Dossier
Text: Carole Berset

“Accepting the reality of the situation takes a lot of courage and maturity”

Eco-anxiety experienced by Noémie Cheval, 41, propelled her into action. Now the young woman teaches people about the ecological and inclusive transition at a centre she created in Biel/Bienne.

What scares me most are our behaviours, our lifestyles, our political and economic choices that are causing climate change.


Eco-anxiety stems from the often painful realisation about the crisis we are currently going through. The legitimacy given to those responsible for the large-scale destruction of our living conditions jolted me into a shock that triggered my eco-anxiety.
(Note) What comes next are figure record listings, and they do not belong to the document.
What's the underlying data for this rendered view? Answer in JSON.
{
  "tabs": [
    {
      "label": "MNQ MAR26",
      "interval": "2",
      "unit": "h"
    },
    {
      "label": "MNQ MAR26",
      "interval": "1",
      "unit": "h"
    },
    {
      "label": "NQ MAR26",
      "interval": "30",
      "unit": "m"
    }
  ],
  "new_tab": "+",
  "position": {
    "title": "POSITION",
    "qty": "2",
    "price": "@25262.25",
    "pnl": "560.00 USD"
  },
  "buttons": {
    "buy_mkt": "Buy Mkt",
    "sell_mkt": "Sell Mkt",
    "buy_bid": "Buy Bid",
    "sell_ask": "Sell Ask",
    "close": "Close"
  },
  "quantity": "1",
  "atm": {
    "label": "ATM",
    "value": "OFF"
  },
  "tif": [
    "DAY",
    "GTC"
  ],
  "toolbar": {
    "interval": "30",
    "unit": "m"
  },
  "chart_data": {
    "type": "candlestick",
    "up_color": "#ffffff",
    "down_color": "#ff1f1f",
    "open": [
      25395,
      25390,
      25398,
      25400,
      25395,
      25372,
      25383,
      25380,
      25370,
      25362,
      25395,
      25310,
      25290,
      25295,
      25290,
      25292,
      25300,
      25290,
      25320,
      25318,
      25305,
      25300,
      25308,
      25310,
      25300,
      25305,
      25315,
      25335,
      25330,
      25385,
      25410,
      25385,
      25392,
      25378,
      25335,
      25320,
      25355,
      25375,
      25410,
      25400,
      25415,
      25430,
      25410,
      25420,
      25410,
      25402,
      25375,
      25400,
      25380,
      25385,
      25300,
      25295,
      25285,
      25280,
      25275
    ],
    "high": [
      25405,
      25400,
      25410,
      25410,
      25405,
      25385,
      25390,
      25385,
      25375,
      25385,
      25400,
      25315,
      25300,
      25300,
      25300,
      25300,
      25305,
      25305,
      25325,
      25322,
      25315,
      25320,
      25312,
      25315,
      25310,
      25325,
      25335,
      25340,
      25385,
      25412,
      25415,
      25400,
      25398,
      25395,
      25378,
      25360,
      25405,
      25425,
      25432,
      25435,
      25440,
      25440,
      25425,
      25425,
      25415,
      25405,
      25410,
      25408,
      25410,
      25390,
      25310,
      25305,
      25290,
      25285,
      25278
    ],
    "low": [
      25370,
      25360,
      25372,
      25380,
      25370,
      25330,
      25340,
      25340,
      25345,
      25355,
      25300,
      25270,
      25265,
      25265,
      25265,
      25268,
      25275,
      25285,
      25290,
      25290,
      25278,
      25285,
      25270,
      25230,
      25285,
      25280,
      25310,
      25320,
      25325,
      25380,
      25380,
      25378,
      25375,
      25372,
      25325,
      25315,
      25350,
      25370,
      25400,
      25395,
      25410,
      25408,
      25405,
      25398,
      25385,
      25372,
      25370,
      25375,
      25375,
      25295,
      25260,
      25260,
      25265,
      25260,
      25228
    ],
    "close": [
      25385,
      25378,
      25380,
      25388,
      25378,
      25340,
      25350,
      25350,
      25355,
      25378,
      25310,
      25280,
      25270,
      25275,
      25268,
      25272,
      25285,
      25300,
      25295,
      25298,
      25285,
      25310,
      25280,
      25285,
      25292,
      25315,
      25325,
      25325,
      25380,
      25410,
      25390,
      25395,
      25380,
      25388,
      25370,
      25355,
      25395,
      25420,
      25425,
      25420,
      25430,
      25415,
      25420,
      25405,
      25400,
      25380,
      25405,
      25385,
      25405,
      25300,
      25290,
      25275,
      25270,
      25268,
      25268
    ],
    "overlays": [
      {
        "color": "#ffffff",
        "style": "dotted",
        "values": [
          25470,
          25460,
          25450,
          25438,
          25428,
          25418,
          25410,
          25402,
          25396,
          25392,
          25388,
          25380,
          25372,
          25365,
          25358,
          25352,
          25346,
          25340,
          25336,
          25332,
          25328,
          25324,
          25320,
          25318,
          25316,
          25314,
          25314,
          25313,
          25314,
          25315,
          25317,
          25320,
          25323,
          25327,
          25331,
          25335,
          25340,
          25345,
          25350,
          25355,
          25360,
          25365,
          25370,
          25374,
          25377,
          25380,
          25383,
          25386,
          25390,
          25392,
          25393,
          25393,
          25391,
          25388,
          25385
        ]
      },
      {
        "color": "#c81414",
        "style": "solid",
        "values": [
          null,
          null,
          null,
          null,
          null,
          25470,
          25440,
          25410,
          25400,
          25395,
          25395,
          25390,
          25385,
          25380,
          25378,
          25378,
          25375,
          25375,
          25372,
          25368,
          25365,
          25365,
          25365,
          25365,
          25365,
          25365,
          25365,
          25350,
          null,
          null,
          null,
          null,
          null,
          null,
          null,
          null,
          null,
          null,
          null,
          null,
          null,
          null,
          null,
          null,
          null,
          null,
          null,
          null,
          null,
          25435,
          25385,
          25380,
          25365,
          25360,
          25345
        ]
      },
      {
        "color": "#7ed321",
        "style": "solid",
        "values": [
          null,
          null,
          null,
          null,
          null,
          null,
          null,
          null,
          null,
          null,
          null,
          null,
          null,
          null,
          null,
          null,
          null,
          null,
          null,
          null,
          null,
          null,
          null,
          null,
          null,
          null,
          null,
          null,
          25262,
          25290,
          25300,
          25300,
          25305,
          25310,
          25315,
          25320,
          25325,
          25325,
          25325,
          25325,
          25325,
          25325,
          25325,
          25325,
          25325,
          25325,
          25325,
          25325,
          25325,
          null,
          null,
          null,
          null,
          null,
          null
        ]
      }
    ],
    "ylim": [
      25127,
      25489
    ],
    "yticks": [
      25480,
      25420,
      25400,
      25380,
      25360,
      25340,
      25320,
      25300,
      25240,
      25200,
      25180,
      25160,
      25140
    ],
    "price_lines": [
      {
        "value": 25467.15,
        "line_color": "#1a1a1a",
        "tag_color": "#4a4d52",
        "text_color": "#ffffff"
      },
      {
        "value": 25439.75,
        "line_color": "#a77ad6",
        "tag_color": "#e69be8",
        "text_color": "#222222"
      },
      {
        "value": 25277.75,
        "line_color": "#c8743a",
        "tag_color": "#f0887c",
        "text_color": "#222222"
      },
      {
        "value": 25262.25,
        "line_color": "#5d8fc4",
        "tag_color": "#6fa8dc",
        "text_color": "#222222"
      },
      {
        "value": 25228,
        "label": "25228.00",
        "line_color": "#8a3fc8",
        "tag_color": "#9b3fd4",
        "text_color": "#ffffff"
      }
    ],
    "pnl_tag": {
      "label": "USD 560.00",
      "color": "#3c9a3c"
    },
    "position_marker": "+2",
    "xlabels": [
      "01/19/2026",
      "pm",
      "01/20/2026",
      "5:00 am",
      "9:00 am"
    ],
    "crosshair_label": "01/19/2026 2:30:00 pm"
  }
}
I’ve been sensitive to social injustice since I was a teenager. As a student, I began to think hard about the need to develop more resilient human systems, especially when I was doing my master’s degree in anthropology and a specialised degree in regions and populations in the context of conflict, but also through experiences and the people I met. In 2011, I discovered the Work That Reconnects practical ecopsychology workshops, created by American author Joanna Macy. And that was where it all really started. That book helped me to comprehend the magnitude of the impacts that our infinite growth systems are having on our environment.

But it took some time before I felt what those realisations were doing to me. The resonance of other people’s emotions within the Transition movement (Transition Network) was liberating. The disappearance of biotopes makes me sad, and the fact that public authorities are doing practically nothing about it makes me angry. I feel anxious about certain concrete situations, such as the climatic asthma I developed a few years ago, caused by changes in air quality. Not buying a fan out of environmental beliefs, putting my family at risk, is not easy to accept. Through the workshops, I also admitted to myself that I was ashamed to be part of the only species responsible for all these problems. Fear of the effects of climate change is a response to a scientifically proven threat. Recognising that and accepting the reality of the situation takes a great deal of courage and maturity.

I’ve experienced intense loneliness. That might be why some people protect themselves by choosing to stay in denial. As for me, I’ve had to give up on a measure of success represented by a stand-alone villa, which is ecologically unjustifiable.
Getting around on a bike with my young children also requires courage alongside SUVs, as public spaces are not always adapted to non-polluting, non-motorised means of transport. But it gives me great joy, because I feel connected to my environment and to the solutions to protect it, which are accessible to everyone.

Given the urgency of the situation, my desire to take action to protect life, i.e. my friends and family, as well as the forests and all the species on earth, often comes up against scientific denial – both political and private –, which can cause a feeling of powerlessness and despair. Getting involved in the Transition movement was therefore a pivotal turn of events, because it helped me to realise that I’m not alone, and that there is a long history of resistance, tools and organisations bringing solutions to effect societal change.

While trying to cope with this paralysing eco-anxiety, I can put my energy and imagination into positive change. Whether as a transition expert with the Transition Network in French-speaking Switzerland or as a mother, I’m taking action alongside thousands of others, no longer out of guilt or moral compulsion to consume less, but out of collective resilience. That’s a very different thing. This inner transition allows me to continue to make a commitment to life in my own small way, with determination and pleasure.”